Heady passion for palette, paintbrush

For anyone who hears of Swati Gupta’s experiences, it will be hard to guess her age. A graduate with double degrees and double minors, the twenty-something Gupta completed her Honours research in Electrical and Computer Engineering where she learnt to develop new programming language. While in Economics she worked on education and micro-finance in her final year.

A person may have to traverse different boundaries in their lifetime, but for Gupta, “too much happened in too little time.”

Inspite of her experience as an engineer, Gupta remains passionate about art. Born and brought up in Delhi, Gupta studied at Carnegie Mellon University, United States. “I was also the youngest teaching assistant in my time. I taught students much older to me and learnt a lot in the process. I conducted some fun classes too – glass blowing, industrial design, acting, etc,” she tells Metrolife.

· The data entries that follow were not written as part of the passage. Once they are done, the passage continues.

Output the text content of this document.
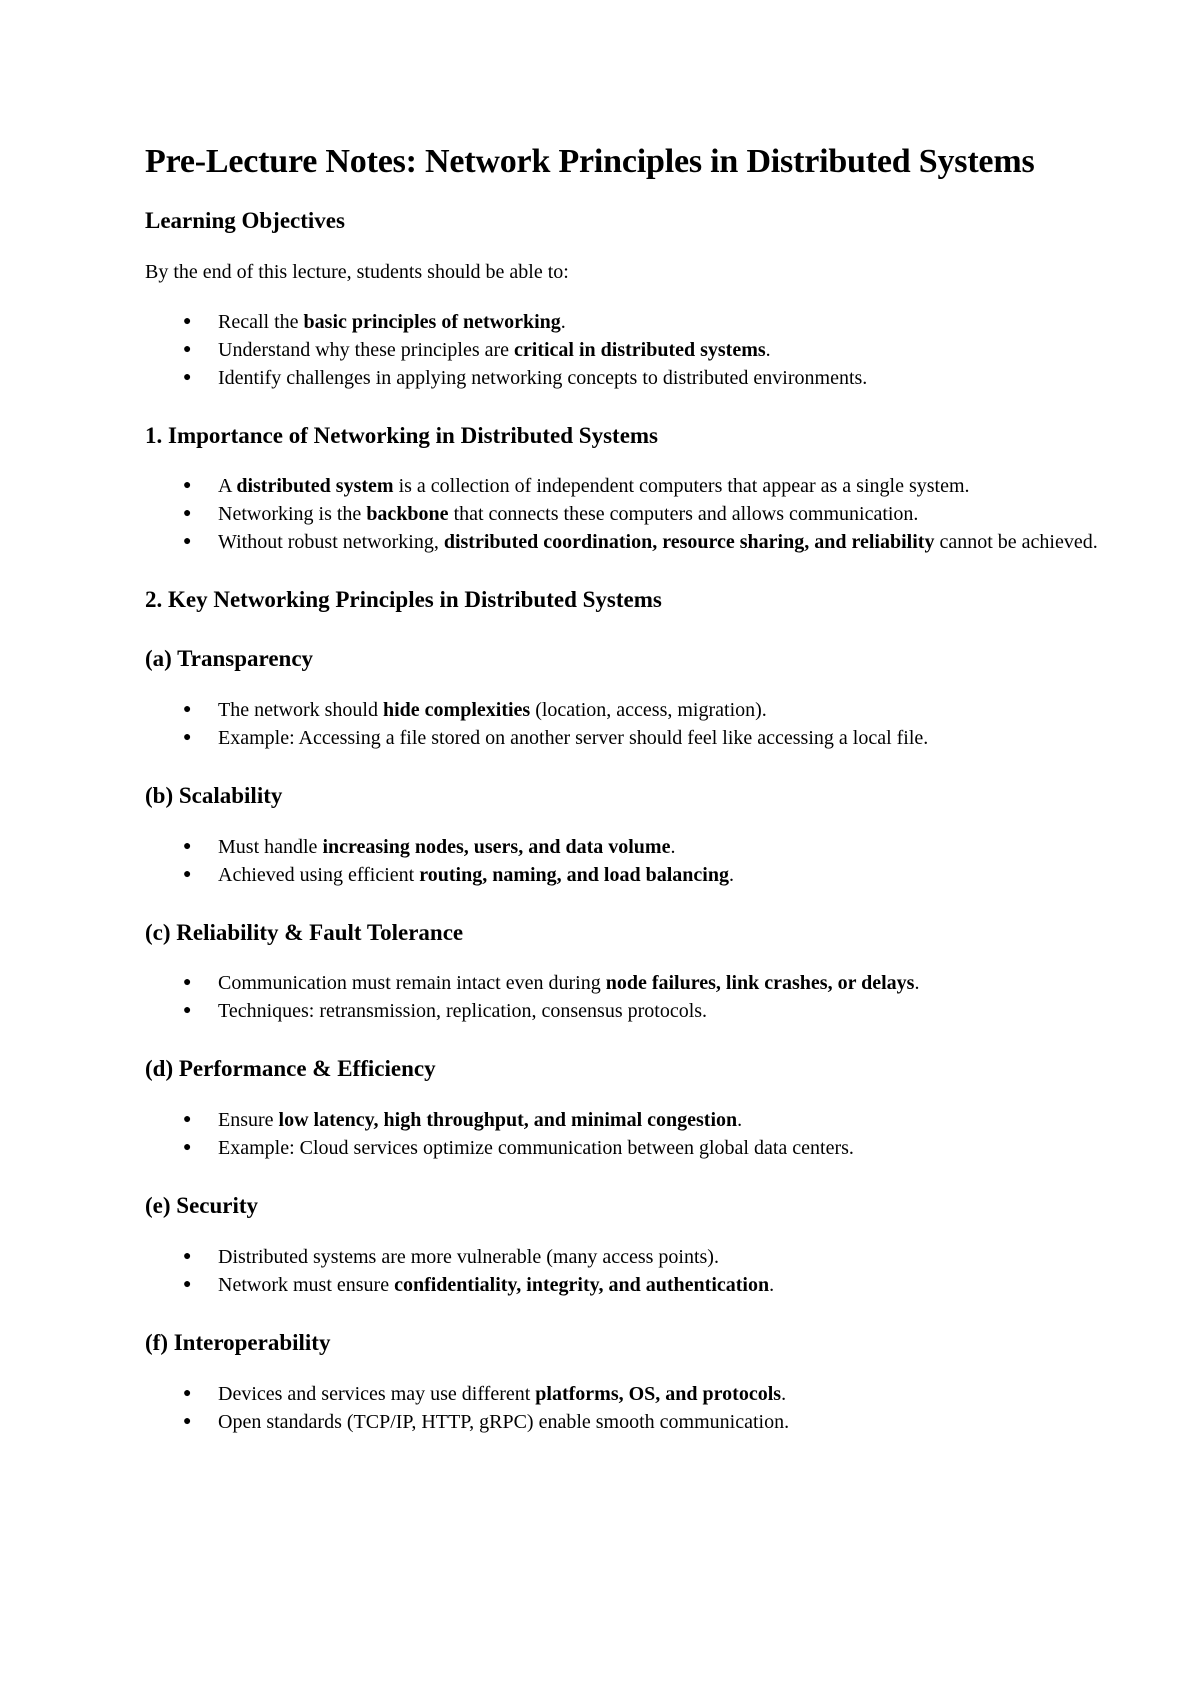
Pre-Lecture Notes: Network Principles in Distributed Systems
Learning Objectives

By the end of this lecture, students should be able to:

● Recall the basic principles of networking.
● Understand why these principles are critical in distributed systems.
● Identify challenges in applying networking concepts to distributed environments.
1. Importance of Networking in Distributed Systems
● A distributed system is a collection of independent computers that appear as a single system.
● Networking is the backbone that connects these computers and allows communication.
● Without robust networking, distributed coordination, resource sharing, and reliability cannot be achieved.
2. Key Networking Principles in Distributed Systems
(a) Transparency
● The network should hide complexities (location, access, migration).
● Example: Accessing a file stored on another server should feel like accessing a local file.
(b) Scalability
● Must handle increasing nodes, users, and data volume.
● Achieved using efficient routing, naming, and load balancing.
(c) Reliability & Fault Tolerance
● Communication must remain intact even during node failures, link crashes, or delays.
● Techniques: retransmission, replication, consensus protocols.
(d) Performance & Efficiency
● Ensure low latency, high throughput, and minimal congestion.
● Example: Cloud services optimize communication between global data centers.
(e) Security
● Distributed systems are more vulnerable (many access points).
● Network must ensure confidentiality, integrity, and authentication.
(f) Interoperability
● Devices and services may use different platforms, OS, and protocols.
● Open standards (TCP/IP, HTTP, gRPC) enable smooth communication.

“My association with paints has been special since childhood. And at the age of 14, I pursued a diploma in fine arts from the Bangiya Sangeet Parishad. I owe my accomplishments as an artist to SS Kukkal, under whose aegis I grew and matured my style and form,” says Gupta.

“I always wanted to return to India. The question was when. My love story was a total filmi one, after which I came back to Delhi and got married. Currently, I work in the construction field on specialised construction projects for the Defence Research and Development Organisation (DRDO), such as aircraft hangers, bunkers, etc.”

“I am very motivated with my art and took it more seriously after returning to India. I carry a small sketchbook, paints and tools with me always. I usually paint while travelling long distances for office work. It’s a form of meditation for me. Clears my head, helps me grow as a person.”

Gupta’s first exhibition was Vritti, which was hosted by India Habitat Centre, “After much persuasion from my teachers and family, I applied to IHC and got selected for my first exhibition,” she says.

Gupta recently exhibited her artwork at IHC. The exhibition concluded on April 25. ‘Vritti’ as she says was “a condensation of my internal whirlpool of thoughts, represented through visual narratives in the form of paintings and photographs.” Her works are based on the premise of human tendencies to not take things at their face value, and succumb to the surreal powers of the heart and mind. Her art shows keen observations that are imbued with social, emotional and geographical trajectories that influence our subconscious. Gupta’s work, which includes paintings and creative photographs, are largely rendered in acrylic, watercolour, ink and mixed media.